RFR: 8298992: runtime/NMT/SummarySanityCheck.java failed with "Total commi…tted (MMMMMM) did not match the summarized committed (NNNNNN)
Gerard Ziemski
gziemski at openjdk.org
Tue Aug 22 19:58:18 UTC 2023
On Tue, 22 Aug 2023 15:56:08 GMT, Thomas Stuefe <stuefe at openjdk.org> wrote:
>> We copy `MemoryCounter` by value, not reference:
>>
>> `s->_all_mallocs = _all_mallocs;`
>>
>> where `_all_mallocs` is `MemoryCounter`, not `*MemoryCounter`, so that assert can never trigger, right?
>>
>> I mean, even if more memory gets allocated between when we exit the loop and assert, `_all_mallocs.size()` might change, but `s->_all_mallocs.size()` is frozen in time, isn't it?
>>
>> So I agree that the assert is not helpful here, but it's because it will never trigger.
>
> I thought the point was to compare the accumulated sum with the running total kept in _all_mallocs?

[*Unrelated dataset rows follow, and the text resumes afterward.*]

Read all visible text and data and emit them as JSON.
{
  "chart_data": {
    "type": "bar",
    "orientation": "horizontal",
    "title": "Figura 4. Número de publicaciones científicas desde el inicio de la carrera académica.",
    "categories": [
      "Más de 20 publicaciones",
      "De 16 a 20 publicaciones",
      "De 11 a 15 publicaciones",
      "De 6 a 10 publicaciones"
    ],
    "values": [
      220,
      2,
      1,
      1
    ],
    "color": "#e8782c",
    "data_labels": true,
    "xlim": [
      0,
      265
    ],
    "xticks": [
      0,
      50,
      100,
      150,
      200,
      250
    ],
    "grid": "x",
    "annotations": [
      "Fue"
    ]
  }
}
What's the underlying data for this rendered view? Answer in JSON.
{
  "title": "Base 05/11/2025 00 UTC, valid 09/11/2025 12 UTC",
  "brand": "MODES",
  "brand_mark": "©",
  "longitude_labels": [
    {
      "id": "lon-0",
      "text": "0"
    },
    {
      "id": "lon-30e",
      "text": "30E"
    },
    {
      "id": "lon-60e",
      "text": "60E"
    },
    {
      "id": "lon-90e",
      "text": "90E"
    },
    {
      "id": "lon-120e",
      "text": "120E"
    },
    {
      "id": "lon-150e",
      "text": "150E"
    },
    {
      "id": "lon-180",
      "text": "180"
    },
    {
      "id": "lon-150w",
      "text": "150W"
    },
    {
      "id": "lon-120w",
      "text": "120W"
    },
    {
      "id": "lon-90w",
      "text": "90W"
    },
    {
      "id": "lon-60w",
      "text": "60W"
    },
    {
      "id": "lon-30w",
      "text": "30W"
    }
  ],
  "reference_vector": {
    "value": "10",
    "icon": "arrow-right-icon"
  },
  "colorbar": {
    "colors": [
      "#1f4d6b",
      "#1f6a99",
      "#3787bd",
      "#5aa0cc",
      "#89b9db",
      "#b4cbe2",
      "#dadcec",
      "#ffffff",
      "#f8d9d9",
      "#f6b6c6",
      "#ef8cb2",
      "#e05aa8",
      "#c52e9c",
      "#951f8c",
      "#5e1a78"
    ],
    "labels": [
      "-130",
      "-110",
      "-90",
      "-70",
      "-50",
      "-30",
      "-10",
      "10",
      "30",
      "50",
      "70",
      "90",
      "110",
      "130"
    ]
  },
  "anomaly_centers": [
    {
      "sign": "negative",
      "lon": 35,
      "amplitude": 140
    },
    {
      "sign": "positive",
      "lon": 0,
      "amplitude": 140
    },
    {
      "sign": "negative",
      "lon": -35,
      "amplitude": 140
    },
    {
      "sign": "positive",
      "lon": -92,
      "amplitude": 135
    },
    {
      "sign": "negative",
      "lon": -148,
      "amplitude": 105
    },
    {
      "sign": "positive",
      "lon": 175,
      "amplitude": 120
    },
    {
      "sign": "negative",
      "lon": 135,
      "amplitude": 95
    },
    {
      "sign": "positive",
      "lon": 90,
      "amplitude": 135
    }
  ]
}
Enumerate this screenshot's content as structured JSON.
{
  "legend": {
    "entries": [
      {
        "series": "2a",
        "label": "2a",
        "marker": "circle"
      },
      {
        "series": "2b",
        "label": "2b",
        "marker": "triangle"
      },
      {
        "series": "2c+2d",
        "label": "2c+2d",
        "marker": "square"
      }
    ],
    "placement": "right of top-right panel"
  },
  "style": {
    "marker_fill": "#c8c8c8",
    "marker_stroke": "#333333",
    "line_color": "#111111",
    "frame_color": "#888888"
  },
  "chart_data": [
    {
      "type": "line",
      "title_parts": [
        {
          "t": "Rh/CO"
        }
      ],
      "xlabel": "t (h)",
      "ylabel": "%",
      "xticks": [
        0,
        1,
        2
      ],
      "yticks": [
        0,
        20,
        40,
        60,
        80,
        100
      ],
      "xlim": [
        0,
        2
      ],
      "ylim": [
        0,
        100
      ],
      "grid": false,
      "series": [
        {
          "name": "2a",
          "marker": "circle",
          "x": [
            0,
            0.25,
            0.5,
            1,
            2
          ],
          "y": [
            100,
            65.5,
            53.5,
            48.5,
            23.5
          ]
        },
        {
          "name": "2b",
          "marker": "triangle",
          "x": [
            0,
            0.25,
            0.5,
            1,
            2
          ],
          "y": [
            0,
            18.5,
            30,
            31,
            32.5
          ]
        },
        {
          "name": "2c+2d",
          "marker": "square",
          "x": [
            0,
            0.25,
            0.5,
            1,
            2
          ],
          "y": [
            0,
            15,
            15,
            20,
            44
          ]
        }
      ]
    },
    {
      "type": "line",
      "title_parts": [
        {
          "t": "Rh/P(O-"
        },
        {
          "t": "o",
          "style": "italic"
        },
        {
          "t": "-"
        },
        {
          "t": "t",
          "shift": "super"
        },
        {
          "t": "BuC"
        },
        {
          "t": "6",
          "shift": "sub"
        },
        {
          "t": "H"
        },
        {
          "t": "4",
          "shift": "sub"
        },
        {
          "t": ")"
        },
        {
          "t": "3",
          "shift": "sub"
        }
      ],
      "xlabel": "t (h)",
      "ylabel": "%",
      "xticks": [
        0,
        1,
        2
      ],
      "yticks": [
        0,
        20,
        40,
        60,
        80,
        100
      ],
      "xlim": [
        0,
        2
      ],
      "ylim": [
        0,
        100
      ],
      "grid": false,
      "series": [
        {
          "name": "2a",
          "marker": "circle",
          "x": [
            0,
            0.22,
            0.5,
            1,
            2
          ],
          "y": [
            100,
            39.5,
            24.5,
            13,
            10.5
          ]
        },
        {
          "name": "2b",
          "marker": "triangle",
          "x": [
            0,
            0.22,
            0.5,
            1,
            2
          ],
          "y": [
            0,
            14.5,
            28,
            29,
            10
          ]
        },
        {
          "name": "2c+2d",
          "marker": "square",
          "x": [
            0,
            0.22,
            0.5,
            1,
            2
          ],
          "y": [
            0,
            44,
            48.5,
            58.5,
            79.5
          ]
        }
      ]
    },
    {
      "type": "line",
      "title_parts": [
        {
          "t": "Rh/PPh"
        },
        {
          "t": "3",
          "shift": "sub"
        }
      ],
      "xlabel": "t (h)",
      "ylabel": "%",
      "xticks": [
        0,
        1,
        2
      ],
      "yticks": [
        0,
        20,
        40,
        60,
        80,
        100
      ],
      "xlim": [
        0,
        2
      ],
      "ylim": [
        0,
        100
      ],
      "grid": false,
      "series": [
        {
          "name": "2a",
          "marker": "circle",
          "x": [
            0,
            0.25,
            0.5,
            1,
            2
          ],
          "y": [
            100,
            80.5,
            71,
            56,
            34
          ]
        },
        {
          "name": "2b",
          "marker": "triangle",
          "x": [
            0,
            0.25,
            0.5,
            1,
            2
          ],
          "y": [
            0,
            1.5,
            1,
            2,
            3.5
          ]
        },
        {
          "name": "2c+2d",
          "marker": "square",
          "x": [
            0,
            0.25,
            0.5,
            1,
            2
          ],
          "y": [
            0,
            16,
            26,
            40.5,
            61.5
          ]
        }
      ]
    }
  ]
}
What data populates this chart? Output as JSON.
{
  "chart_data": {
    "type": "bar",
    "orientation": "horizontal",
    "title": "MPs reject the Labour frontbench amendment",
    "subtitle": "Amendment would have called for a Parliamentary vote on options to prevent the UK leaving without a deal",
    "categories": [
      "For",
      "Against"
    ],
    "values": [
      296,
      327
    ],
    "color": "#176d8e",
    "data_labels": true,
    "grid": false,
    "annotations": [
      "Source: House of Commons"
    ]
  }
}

My understanding is that we make a snapshot of 2 moving parts: `_all_mallocs` and `_malloc[nmt_type]`
The problem is that after we snapshot `_all_mallocs`, `_malloc[nmt_type]` can change, so that:
`s._all_mallocs.size() != s._malloc[nmt_type1] + s._malloc[nmt_type2] + ...`
so we keep trying in a loop until we catch the system in a quiet enough period where:
`s._all_mallocs.size() == s._malloc[nmt_type1] + s._malloc[nmt_type2] + ...`
so when we come out of the loop then the **assert** is guaranteed never to trigger, because we made copies that are not going to change.